# 3RD Annual 12 hrs. of Speedorama Toronto



## f1nutz (Mar 26, 2007)

Hi Guys
We're going for our 3rd Annual 12 Hours of Speedorama Saturday Feb 9th. Race will start at 9 am finishing at approximately at 10 pm allowing time for lane changes. Track opens for practice at 8am Sat. The track can also be used on Friday & Sunday by the competitors for practice and the general publics viewing. 

We will be racing on the same 200 foot 6 lane Tomy layout as last year running Tomy Turbo chassis and parts provided on the day by race control. Your team provides your own body to HOLM specifications.

New this year we will also have a 24 foot HO drag strip for the general public to run on!

Pics of previous years events:

06
http://www.geocities.com/f1nutz27/HoLeMans2006.html



07
http://www.slotcars.org/ohora/0607season\Speedorama\speedorama_index.htm 

Thursday 7th and Friday 8th we need all the help we can get at the Automotive Bldg exhibition grounds Toronto for setting up the show layout and track. 

I would also like to thank everyone who helped last year to make the event a success.
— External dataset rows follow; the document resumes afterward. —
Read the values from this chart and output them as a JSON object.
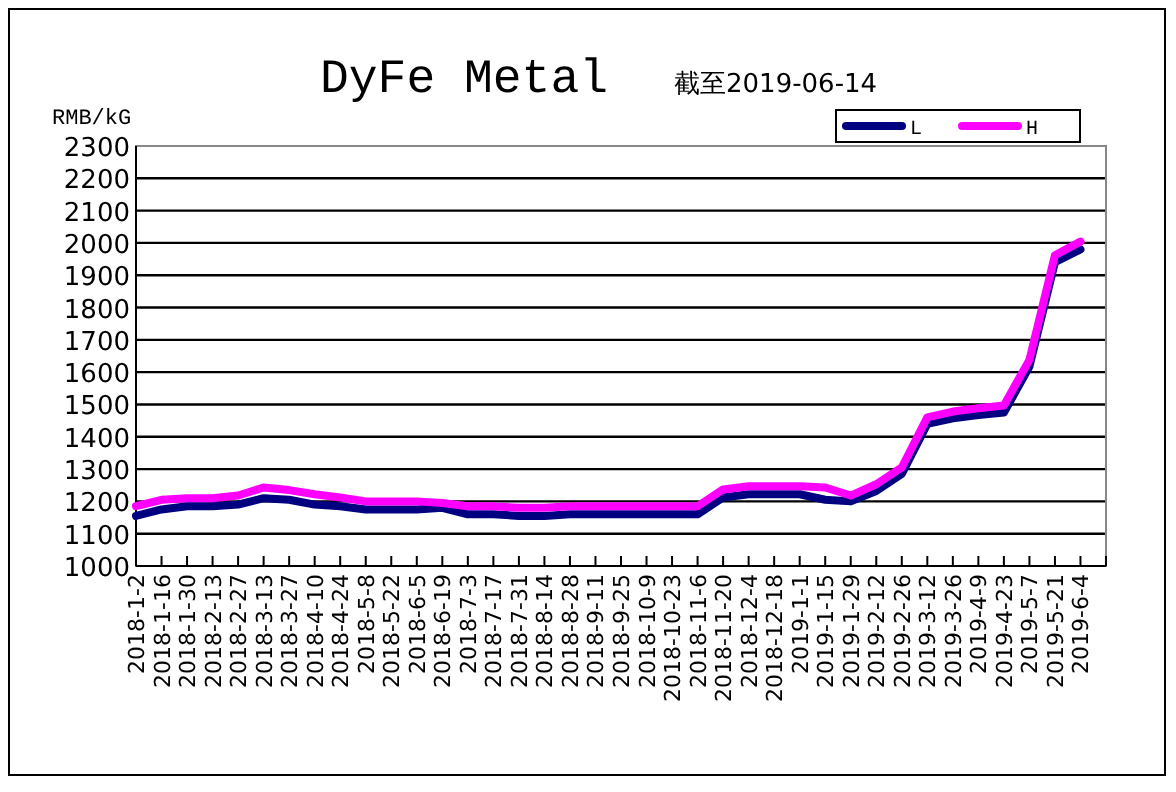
{
  "chart_data": {
    "type": "line",
    "title": "DyFe Metal",
    "subtitle": "截至2019-06-14",
    "ylabel": "RMB/kG",
    "categories": [
      "2018-1-2",
      "2018-1-16",
      "2018-1-30",
      "2018-2-13",
      "2018-2-27",
      "2018-3-13",
      "2018-3-27",
      "2018-4-10",
      "2018-4-24",
      "2018-5-8",
      "2018-5-22",
      "2018-6-5",
      "2018-6-19",
      "2018-7-3",
      "2018-7-17",
      "2018-7-31",
      "2018-8-14",
      "2018-8-28",
      "2018-9-11",
      "2018-9-25",
      "2018-10-9",
      "2018-10-23",
      "2018-11-6",
      "2018-11-20",
      "2018-12-4",
      "2018-12-18",
      "2019-1-1",
      "2019-1-15",
      "2019-1-29",
      "2019-2-12",
      "2019-2-26",
      "2019-3-12",
      "2019-3-26",
      "2019-4-9",
      "2019-4-23",
      "2019-5-7",
      "2019-5-21",
      "2019-6-4",
      null
    ],
    "series": [
      {
        "name": "L",
        "color": "#000080",
        "values": [
          1155,
          1175,
          1185,
          1185,
          1190,
          1210,
          1205,
          1190,
          1185,
          1175,
          1175,
          1175,
          1180,
          1160,
          1160,
          1155,
          1155,
          1160,
          1160,
          1160,
          1160,
          1160,
          1160,
          1212,
          1222,
          1222,
          1222,
          1205,
          1200,
          1232,
          1285,
          1440,
          1457,
          1467,
          1475,
          1617,
          1940,
          1980,
          null
        ]
      },
      {
        "name": "H",
        "color": "#ff00ff",
        "values": [
          1185,
          1205,
          1210,
          1210,
          1218,
          1243,
          1235,
          1222,
          1212,
          1200,
          1200,
          1200,
          1195,
          1185,
          1185,
          1180,
          1180,
          1185,
          1185,
          1185,
          1185,
          1185,
          1185,
          1237,
          1247,
          1247,
          1247,
          1243,
          1218,
          1253,
          1305,
          1460,
          1478,
          1488,
          1497,
          1638,
          1962,
          2004,
          null
        ]
      }
    ],
    "ylim": [
      1000,
      2300
    ],
    "yticks": [
      1000,
      1100,
      1200,
      1300,
      1400,
      1500,
      1600,
      1700,
      1800,
      1900,
      2000,
      2100,
      2200,
      2300
    ],
    "grid": "y",
    "legend": "top right",
    "marker": "none",
    "line_style": "solid"
  }
}
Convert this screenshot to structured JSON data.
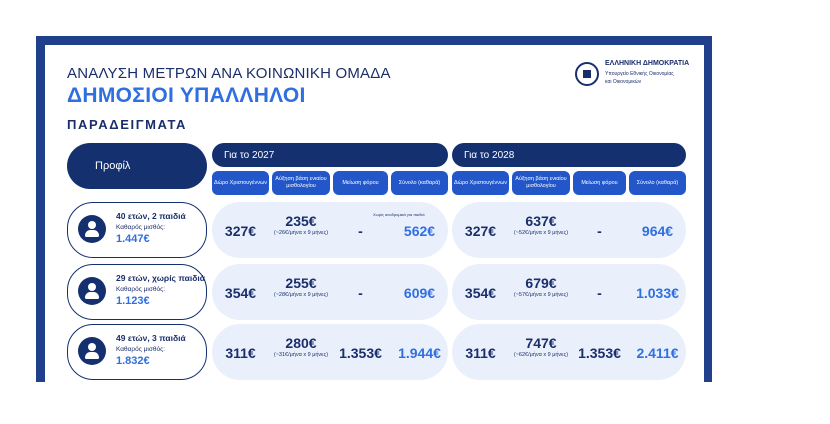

Drivers, volunteers, and of course the sponsors. 

Raceworld 
Panther Hobbies and Trains 
Trakmate (Official Timing) 
CanHO 
OHORA 
Custom Canuck Resins 
Super Tires 
Toys2NV 

Get your team (of at least 4-6 drivers) or more ready for a great race. For more information or to register a team email Bill [email protected] or Rick [email protected] 

If you can't field a whole team but would like to participate as an individual we can arrange for you to join a team.

All racers will also have free entry into Speedorama Canada's biggest Custom Car Show.

http://www.speedoramainfo.com/index2.asp

If you have never made it out to race in this event make sure you make it this year. You will not be disappointed. The atmosphere is great with all the custom cars to check out when you are not racing and the race itself is a blast! If you're into 1/32 or 1/24th come out and give HO a try at this awesome event!

Thanks from 
Vintage Racers and OHORA


----------